# Dashcam viewer frozen on 'video unavailable' screen



## Deanos83

Hi all,

My dashcam seems to be recording fine, however the viewer is stuck on 'video unavailable, please select different footage' page. The 3 horizontal lines aren't responsive, neither is the bin/delete button. The only button that works is the X. 

I'm using a high endurance sd and usb adapter. If I remove this the recordings are all there and able to view on pc. I can also format it on the car, the red dots appear. Basically everything is working, except the launcher, frozen.
Have also reset, using the steering wheel buttons.

Not sure what to do next?


----------



## Deanos83

Hi all,

My dashcam seems to be recording fine, however the viewer is stuck on 'video unavailable, please select different footage' page. The 3 horizontal lines aren't responsive, neither is the bin/delete button. The only button that works is the X.

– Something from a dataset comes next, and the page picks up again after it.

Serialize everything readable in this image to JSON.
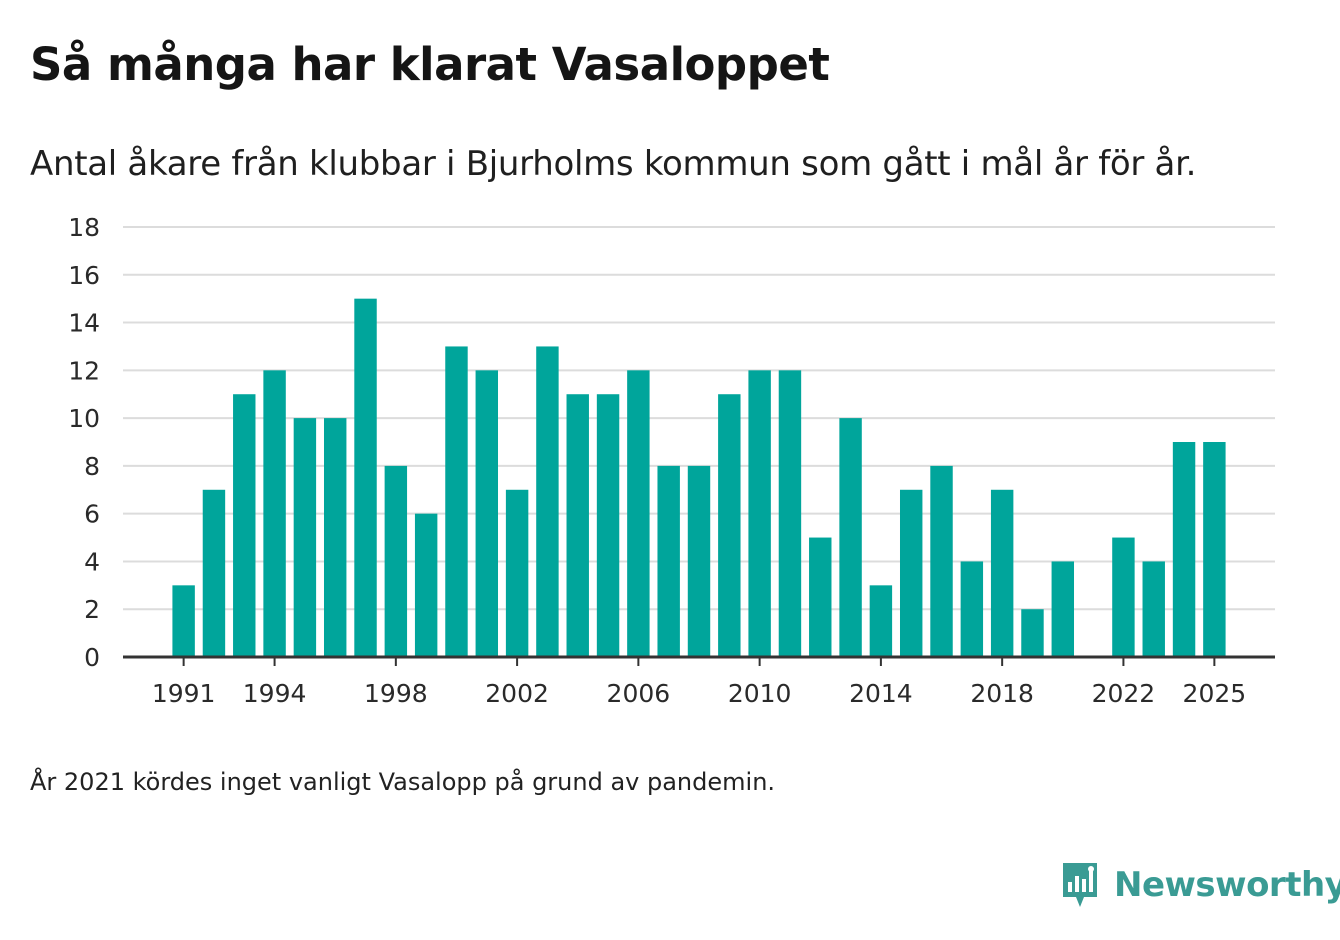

I'm using a high endurance sd and usb adapter. If I remove this the recordings are all there and able to view on pc. I can also format it on the car, the red dots appear. Basically everything is working, except the launcher, frozen.
Have also reset, using the steering wheel buttons.

I've also removed the usb in the correct way, formatted on pc, used the original usb. Left the car overnight.

Not sure what to do next?

Image attached


----------



## JasonF

One of the videos is corrupted. Reformat the device using the button on the Security tab. If it happens again after that, it's likely you have an incompatibility with either the USB adaptor or the media.


----------



## Deanos83

JasonF said:


> One of the videos is corrupted. Reformat the device using the button on the Security tab. If it happens again after that, it's likely you have an incompatibility with either the USB adaptor or the media.


As stated, did all that. Even if I put a completely clean usb in, formatted on pc, then format on the car, this screen still appears when I select viewer.

I cannot clear this screen.


----------



## Deanos83

Fixed.

Had to do hard reset with brake pedal.


----------